The use of hundreds and thousands of fireworks, an imported commodity, begs the question of supply, from where are the fireworks coming and could there be any fireworks left? I myself have received three-times the number of flyers to purchase fireworks compared to previous years at this address. According to industry leaders, compared to 2019, demand for consumer fireworks increased by at least 115%. That specific phrasing, “consumer demand” allowed the news media and opposition to choose a different theory, boredom in the midst of the pandemic, "People were coming outdoors for the first time and they wanted something to do," said Bruce Zoldan, CEO of Phantom Fireworks, " And the entertainment is consumer fireworks." Dismissing the aforementioned strategic psychological warfare as a way for those affected by COVID-19 to replace the usual summer activities makes me even more suspicious. Stories on social media share accounts of the New York Fire Department setting off fireworks, officers in plain clothes delivering packages to kids, and mysterious load of fireworks appearing in cities’ poorer neighborhoods.

What remains for this upcoming holiday? A celebration of war and misplaced pride further tainted by this past month’s torture. Yet, the nation persists in its unearned patriotic spectacle. I previously looked forward, not to the grand professionally sponsored events, to the competitive display of explosive prowess between neighborhood families.
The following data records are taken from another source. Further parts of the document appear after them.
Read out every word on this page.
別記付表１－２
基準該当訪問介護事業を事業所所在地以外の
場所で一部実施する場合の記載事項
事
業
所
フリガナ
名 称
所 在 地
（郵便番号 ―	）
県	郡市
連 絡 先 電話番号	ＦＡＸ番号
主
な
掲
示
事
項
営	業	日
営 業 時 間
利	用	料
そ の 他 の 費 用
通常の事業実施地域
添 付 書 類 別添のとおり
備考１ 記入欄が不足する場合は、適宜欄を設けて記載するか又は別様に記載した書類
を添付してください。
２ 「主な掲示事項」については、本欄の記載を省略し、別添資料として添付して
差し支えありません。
In our small park by the Delaware River, the destructive power of the explosion is not sanitized by the dazzling display, as is often the danger in amateurs. To maintain social distancing however, top organizations try something new, Macy’s surprised New York with unannounced brief displays across the city and while most cities plan for virtual events and fireworks displays. The artistry of pyrotechnics is lost in the digital view. No screen can capture the aesthetics of these exhibitions for what makes the experience wonderfully surreal is seeing it in person. No false celebration can conceal the anxiety, powerlessness, and damage this once fantastic medium has become.